A Jilly le habría gustado tranquilizar a su amiga y darle certezas absolutas.

– Kim, la verdad es que no lo sé. Lo único que puedo decir es que no parece desgraciada. Solo hablé un par de minutos con ella. Tiene muchos juguetes y una habitación muy bonita.

Jilly describió la colcha de encaje, las paredes pintadas de rosa y las muñecas y libros que había visto.

En cuanto oyó esos detalles, Kim soltó las manos de Jilly y se llevó los dedos a los ojos antes de murmurar:

– No puedo creerlo. Me cuesta creer que hayas estado tan cerca de ella.

Jilly luchó por contener las lágrimas y aspiró el suave aroma a popurrí del interior de la tienda. Paseó la mirada a su alrededor. Hacia el fondo del local, una dependiente, de puntillas, quitaba el polvo a los artículos de un estante alto. Otra atendía a un cliente y varios habituales miraban satisfechos los objetos en venta.

Apartó suavemente a Kim de la puerta y la condujo hacia la relativa intimidad de un rincón del escaparate. Se le hizo un nudo en la garganta y bajó la voz:

– Kim, puedes dar por hecho que ocurrirá. Encontraremos el modo de que te reúnas con tu hija.

Kim se apartó las manos de los ojos y musitó:

– Jamás me atreví a albergar esa esperanza.

– Déjate de tonterías -la corrigió Jilly impetuosamente-. Nunca la perdimos.
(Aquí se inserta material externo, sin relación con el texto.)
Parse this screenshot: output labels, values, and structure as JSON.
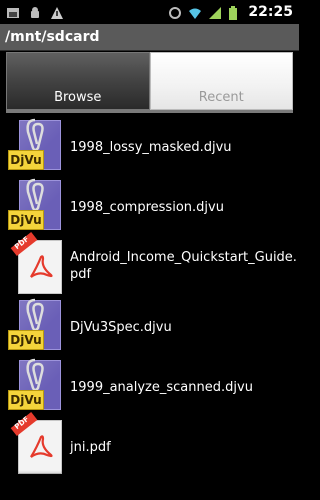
{
  "statusbar": {
    "time": "22:25",
    "left_icons": [
      "photo-icon",
      "android-icon",
      "warning-icon"
    ],
    "right_icons": [
      "sync-icon",
      "wifi-icon",
      "signal-icon",
      "battery-icon"
    ]
  },
  "path": "/mnt/sdcard",
  "tabs": [
    {
      "label": "Browse",
      "selected": true
    },
    {
      "label": "Recent",
      "selected": false
    }
  ],
  "files": [
    {
      "name": "1998_lossy_masked.djvu",
      "icon": "djvu-file-icon"
    },
    {
      "name": "1998_compression.djvu",
      "icon": "djvu-file-icon"
    },
    {
      "name_line1": "Android_Income_Quickstart_Guide.",
      "name_line2": "pdf",
      "icon": "pdf-file-icon"
    },
    {
      "name": "DjVu3Spec.djvu",
      "icon": "djvu-file-icon"
    },
    {
      "name": "1999_analyze_scanned.djvu",
      "icon": "djvu-file-icon"
    },
    {
      "name": "jni.pdf",
      "icon": "pdf-file-icon"
    }
  ],
  "djvu_badge": "DjVu",
  "pdf_corner": "PDF",
  "colors": {
    "djvu_purple": "#6a5fb7",
    "djvu_yellow": "#f4d43b",
    "pdf_red": "#e53a2c"
  }
}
Jilly miró a su amiga y pensó adónde había ido la joven indescriptiblemente bella de diecinueve años que se presentó en la tienda que Skye acababa de heredar de su madre, acarreando una maleta pequeña y una profunda desesperación. Por mucho que intentaba restarle importancia, Kim seguía siendo muy guapa y, gracias a su éxito con los estudios, ahora transmitía una nueva confianza… salvo cuando se trataba de su futuro junto a Iris.

– Jilly, tal vez no merez…

– Para de una vez. No vuelvas a las andadas. -Sabía que Kim luchaba contra el sentimiento de que las decisiones tomadas hacía cinco años la hacían indigna de reencontrarse con su hija-. Déjalo, sobre todo ahora que tengo la oportunidad de ir cada día a Caidwater y ver a Iris. Creo que tendrías que sentirte esperanzada.

Al cabo de unos instantes, Kim relajó su expresión tensa y una tímida sonrisa apareció en su boca.

– ¿Has dicho que tiene los ojos azules?

– Y el pelo rubio como tú -se apresuró a confirmar Jilly.

Kim miró a lo lejos.

– Roderick tenía los ojos azules.

Jilly pensó que Rory Kincaid también. Aquellos fríos ojos de color azul oscuro la llevaron a pensar en… ¡no, basta! No quería pensar en Rory Kincaid.

Kim la observó con el ceño fruncido.

– ¿Qué te pasa?

Jilly abrió desmesuradamente los ojos y se sonrojó. ¿Había dicho algo o emitido algún sonido? Evidentemente debía empezar a tomar café descafeinado… café descafeinado y generosas raciones de coliflor. Finalmente carraspeó.

– Lo que pretendía decir es que Roderick Kincaid fue un cabrón, un cerdo cruel y con el corazón de piedra.

Solo un hombre cruel e insensible era capaz de ejercer los derechos a los que una adolescente ingenua había renunciado al firmar el acuerdo prematrimonial. Asquerosamente rico y poderoso, Roderick Kincaid y su legión de abogados habían redactado un acuerdo implacable e inamovible. Cuando echó a Kim, su séptima esposa, la dejó en la calle y se lo guardó todo para sí… incluida su hija pequeña.